Study Design: This prospective cohort study was performed in two centers, i.e., Peking University First Hospital and Affiliated Hospital of Xuzhou Medical University. The study was approved by the Institutional Review Board (IRB) for each participating center, conforming to the declaration of Helsinki and Good Clinical Practice Guidelines of the China Food and Drug Administration. All patients provided written informed consent.
Participants: The prospective cohort study included 86 STEMI patients treated with primary PCI with implantation of stents in the two centers from February 2015 to September 2016. All patients underwent CMR before discharge.
Exclusive criteria included: 1) complicated with atrial fibrillation, frequent premature contraction, persistent ventricular tachycardia, or other tachyarrhythmia; 2) previous cardiac surgery history or myocardial infarction; 3) severe liver and kidney dysfunction; 4) malignant tumors; 5) life expectancy less than one year; 6) pregnant women; and 7) those who had contraindications for magnetic resonance (e.g. contrast agent allergy, ferromagnetic objects in the body, claustrophobia, etc.).
CMR Measurements: CMR was performed in enrolled patients before discharge (5–7 days after the index event was recommended). All patients were examined with a 1.5 T GE magnetic resonance imaging scanner. Three long-axis views (4-, 3- and 2-chamber orientation) as well as short axis stacks were acquired using a balanced steady state free precession imaging technique for functional cardiac analyses. Native T2, T2 weighted image (T2WI), and post contrast T1 weighted image (T1WI) sequences were used for assessment of edema, infarction size, microvascular obstruction (MVO), and intramyocardial hemorrhage (IMH). T1 weighted images were obtained 15 minutes after administration of Gadolinium-based contrast agents.
CMR Analysis: The analysis was performed offline by two experienced radiologists. Infarct size, edema, MVO and IMH were quantified by using the CVI 42 software (Circle Cardiovascular Imaging Calgary, Canada) (13). CMR feature tracking strains (GLS, GCS and GRS: global longitudinal, circumferential and radial strains), left ventricular end-diastolic volume (LVEDV), left ventricular end-systolic volume (LVESV) and left ventricular ejection fraction (LVEF) were determined by using the TomTec Imaging Systems (2D CPA MR, Cardiac Performance Analysis, Version 1.1.2, TomTec Imaging Systems, Germany) (14, 15). Briefly, LV contours were first drawn semi-automatically at the end of diastole and systole. Subsequently, image features throughout an entire cardiac cycle were determined by the software’s automatic border tracking algorithm. Accurate tracking was finally assured by visual review of all borders and manual adjustments with consequent reapplication of the algorithm if necessary.

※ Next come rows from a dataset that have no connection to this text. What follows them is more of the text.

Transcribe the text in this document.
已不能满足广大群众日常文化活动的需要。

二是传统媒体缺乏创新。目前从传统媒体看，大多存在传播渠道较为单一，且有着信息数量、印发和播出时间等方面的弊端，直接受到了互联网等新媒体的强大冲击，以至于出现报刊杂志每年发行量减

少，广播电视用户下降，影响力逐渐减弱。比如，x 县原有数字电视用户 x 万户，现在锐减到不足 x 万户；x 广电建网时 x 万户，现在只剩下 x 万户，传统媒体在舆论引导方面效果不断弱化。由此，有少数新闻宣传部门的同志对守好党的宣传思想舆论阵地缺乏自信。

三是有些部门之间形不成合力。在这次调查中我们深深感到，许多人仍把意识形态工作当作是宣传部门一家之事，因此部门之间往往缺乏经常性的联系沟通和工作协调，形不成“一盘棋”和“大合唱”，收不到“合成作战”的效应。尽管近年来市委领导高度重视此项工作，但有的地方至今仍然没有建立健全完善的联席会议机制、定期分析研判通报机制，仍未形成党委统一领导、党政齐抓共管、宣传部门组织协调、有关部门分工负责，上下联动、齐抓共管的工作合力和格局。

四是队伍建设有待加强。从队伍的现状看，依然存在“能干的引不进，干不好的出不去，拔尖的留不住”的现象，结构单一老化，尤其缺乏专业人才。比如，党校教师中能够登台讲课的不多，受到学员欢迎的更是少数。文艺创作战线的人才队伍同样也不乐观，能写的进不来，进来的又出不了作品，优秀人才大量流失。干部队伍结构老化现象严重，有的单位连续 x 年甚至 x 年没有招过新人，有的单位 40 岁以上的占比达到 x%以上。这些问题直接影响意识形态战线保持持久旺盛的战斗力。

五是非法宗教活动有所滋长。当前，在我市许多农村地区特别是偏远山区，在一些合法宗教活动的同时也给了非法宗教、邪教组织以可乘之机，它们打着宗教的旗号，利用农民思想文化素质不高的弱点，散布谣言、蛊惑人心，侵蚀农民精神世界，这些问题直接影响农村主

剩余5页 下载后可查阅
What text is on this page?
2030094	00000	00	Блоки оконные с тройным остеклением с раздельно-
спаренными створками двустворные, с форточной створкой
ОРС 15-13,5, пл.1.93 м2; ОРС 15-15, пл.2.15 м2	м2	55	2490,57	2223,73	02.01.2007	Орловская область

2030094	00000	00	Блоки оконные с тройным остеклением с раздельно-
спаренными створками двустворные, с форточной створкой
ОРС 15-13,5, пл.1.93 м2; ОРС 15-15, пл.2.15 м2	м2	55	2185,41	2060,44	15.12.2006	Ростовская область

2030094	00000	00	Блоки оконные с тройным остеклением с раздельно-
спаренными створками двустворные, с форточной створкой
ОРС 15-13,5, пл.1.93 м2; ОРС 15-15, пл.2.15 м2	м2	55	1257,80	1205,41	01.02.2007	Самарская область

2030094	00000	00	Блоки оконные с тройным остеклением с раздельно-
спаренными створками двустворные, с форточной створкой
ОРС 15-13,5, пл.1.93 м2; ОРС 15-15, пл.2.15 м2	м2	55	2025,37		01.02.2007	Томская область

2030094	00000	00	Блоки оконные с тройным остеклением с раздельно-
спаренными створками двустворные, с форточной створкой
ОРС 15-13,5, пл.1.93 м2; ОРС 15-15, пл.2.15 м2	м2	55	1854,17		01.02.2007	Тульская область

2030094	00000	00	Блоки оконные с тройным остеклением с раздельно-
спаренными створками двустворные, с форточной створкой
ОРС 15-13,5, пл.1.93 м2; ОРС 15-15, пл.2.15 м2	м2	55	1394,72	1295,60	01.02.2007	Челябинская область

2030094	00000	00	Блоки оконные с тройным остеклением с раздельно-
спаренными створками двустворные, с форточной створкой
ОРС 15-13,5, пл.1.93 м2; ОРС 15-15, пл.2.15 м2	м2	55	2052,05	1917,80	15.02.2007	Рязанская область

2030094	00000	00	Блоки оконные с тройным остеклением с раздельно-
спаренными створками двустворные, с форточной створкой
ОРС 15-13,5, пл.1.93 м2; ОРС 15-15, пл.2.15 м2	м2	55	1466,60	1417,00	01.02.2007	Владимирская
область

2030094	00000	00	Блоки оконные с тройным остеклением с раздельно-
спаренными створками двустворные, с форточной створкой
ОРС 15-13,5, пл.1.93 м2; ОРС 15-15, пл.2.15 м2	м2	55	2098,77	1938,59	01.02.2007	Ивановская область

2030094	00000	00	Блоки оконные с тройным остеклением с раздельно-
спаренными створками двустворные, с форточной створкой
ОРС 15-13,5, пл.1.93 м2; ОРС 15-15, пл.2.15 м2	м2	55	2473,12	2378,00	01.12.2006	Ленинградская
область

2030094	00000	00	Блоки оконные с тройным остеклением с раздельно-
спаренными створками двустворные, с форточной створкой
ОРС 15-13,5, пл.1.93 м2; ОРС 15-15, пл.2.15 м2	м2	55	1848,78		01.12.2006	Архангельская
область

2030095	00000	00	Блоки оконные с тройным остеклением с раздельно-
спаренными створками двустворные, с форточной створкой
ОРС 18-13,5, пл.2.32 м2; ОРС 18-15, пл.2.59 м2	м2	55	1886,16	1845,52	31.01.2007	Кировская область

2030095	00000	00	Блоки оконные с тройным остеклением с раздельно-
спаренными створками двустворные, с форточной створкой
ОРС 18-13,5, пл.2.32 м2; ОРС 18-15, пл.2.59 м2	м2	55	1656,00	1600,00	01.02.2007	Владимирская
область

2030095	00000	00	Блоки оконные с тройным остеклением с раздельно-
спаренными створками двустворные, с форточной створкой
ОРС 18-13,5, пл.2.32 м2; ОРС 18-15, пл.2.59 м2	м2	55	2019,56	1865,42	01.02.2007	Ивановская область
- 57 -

Follow-up Study: Major adverse cardiac events (MACE), including cardiac death, reinfarction, unplanned revascularization and heart failure, were obtained from hospital records or face-to-face visit in patients 6 months after STEMI. Heart failure manifestations were defined as the exacerbation of exertional dyspnea or pulmonary edema requiring hospital admission, initiation of diuretics, or an increase in an existing diuretic regimen. Follow-up CMR was also performed in patients 6 months after STEMI. Adverse LV remodeling was defined as LVEDV > 15% than that before discharge from the hospital.
Statistical Analysis: Variables are denoted as mean ± SD (standard deviation), and independent t testing or Fisher exact testing is used to compare differences between groups. Variables that are not normally distributed (as determined by Kolmogorov–Smirnov tests) are expressed as medians with 25th and 75th percentiles and compared using the Mann–Whitney U test. Based on the ratio of infarcted myocardium mass to LV mass (IM%LV), patients are divided into three groups as: group A (IM%LV < 10%), group B (10%≤IM%LV < 20%), and group C (IM%LV ≥ 20%).
A comparison of multiple variables is demonstrated between patients with LV remodeling and patients without LV remodeling as well as between patients who did and did not show MACE during the follow-up study. The logistic backward stepwise regression analysis (two tailed and α of 0.05) was demonstrated to determine which variables are better predictors of MACE as well as LV remodeling. Receiver operating-characteristic (ROC) curve is used to determine the cutoff value of GLS. All statistical analyses were performed with a test significance level of 0.05 using the SAS version 9.4 (SAS Institute, Inc., Cary, North Carolina).